Helloween
2018, Sporthalle Hamburg. Vor der ausverkauften Halle tritt Helloween auf, als krönender Abschluss der “Pumpkins United” Tour. “United”, weil zwei altbekannte Stimmen wieder mit dabei sind. Kai Hansen, Gründungsmitglied und allererster Sänger von Helloween, der sich nach 2 Jahren vom Gesang zurückzog und als Gitarrist noch 4 weitere jahre die Band voran brachte, und Frontmann Michael Kiske, der Kai damals am Mikrofon abgelöst hat, waren wieder zurück und standen mit Andi Deris (seit 1994 Frontmann von Helloween) zusammen auf der Bühne.
Nachdem die darauf folgende “United Together” Tour 2020 vorzeitig beendet werden musste, hat Helloween sich in der neuen Konstellation ins Studio gesetzt und ein neues Album namens “Helloween” herausgebracht, das nun in der neuen “United Forces” Tour in die Welt getragen wird. Und auch nach Hamburg in die Sporthalle. Bereits der Eröffnungssong “Skyfall” (letzter Track vom neuen Album) zeigt wo die Reise hingeht. Nach einem eher ruhigen Start mit jaulender Gitarre und Gesang von Frontmann Andi Deris folgen 12 Minuten schnelle Gitarren-Riffs, Schlagzeug-Gewitter und Lyrics mit langgezogenen Screams. Unentwegt tanzen die Finger der Gitarristen auf dem unteren Bereich der Gitarrenhälse und entlocken der Gitarre hohe, jaulende Tonfolgen, gestützt von harten Metal-Riffs. Michael und Andi lösen sich dabei ab ins Mikro zu screamen und immer höhere Töne zu treffen oder singen im Duett den gut mitsingbaren Refrain.

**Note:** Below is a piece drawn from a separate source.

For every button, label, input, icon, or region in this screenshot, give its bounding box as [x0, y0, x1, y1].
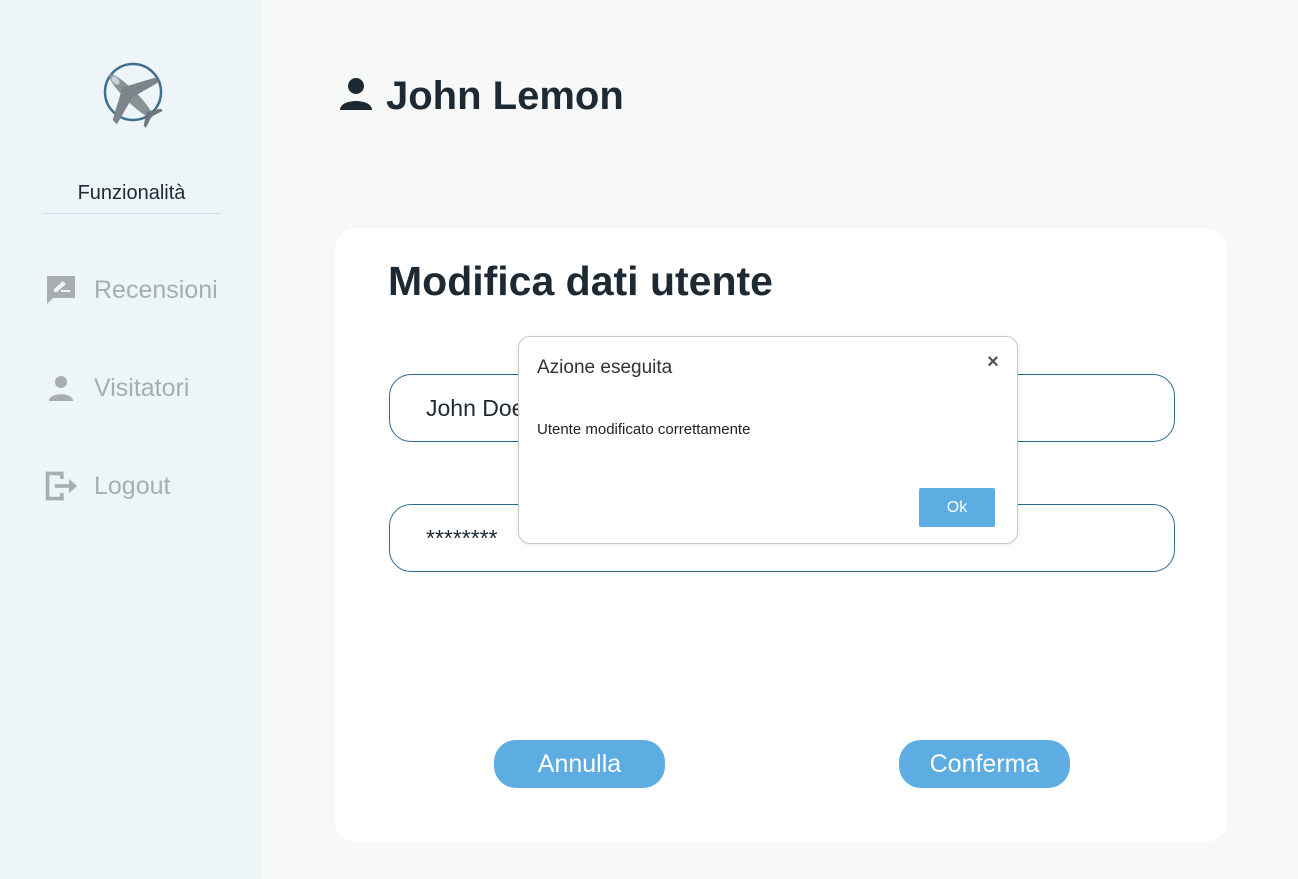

Der Song zeigt deutlich, wo der Unterschied zwischen Helloween und “Klassischen” Power-Metal Bands wie Hammerfall ist. Hammerfall befolgt die Grund-Rezeptur des Power Metal mit 2 Gitarren, Bass und Schlagzeug, bei der jeder Song eins von Tempi durchhält (Schnell, Ballade oder richtig schnell). Helloween wiederum schiebt in Skyfall gleich mehrere Passagen mit unterschiedlichen Tempi ein, die zeigen wie breit die Palette dieser Band ist. Ab Minute 4 wird aus dem schnellen Metal-Song ein langsamer Rock-Song, und abgesehen vom Metal-Fundament der schweren Gitarren fühlt man sich an Songs wie Rocketman von Elton John erinnert. Eine Minute später werden schon wieder schnelle Gitarren-Soli gespielt, aber der Song wechselt in einen relativ simpel gestrickten “Metal-Helden-Epos” wie man ihn von Iron Maiden kennt, um dann wieder progressiver und komplexer zu werden.
Die größere Varianz und ein Hang zur Virtuosität (wenn auch nicht auf dem Niveau eines Dream Theater) hat Helloween zu einer der ganz großen Bands werden lassen, was man eindeutig anerkennen muss, während die Band eine Reise durch 39 Jahre Bandgeschichte mit ihrem Set vollzieht. Mittendrin darf Kai Hansen noch einmal das Mikrofon ergreifen und ein Medley von “seinen” Songs singen, wobei er die Fackel bzw. die E-Gitarre an seinen Sohn übergibt. Gitarrist und Sohnemann Tim Hansen hat sichtlich Spaß dabei, auf der großen Bühne zu stehen und mit den “Großen” zu spielen.
Und so ist es auch schön, dass auf der Bühne die nächste Generation von Metal-Heads zu sehen ist, die alle “Erstlinge” im Publikum willkommen heißt. Am Ende gibt es in alter Metal-Manier zwei Zugaben, und das Publikum wird standesgemäß mit dem Helloween-Klassiker “I want Out” in die Samstag-Nacht verabschiedet.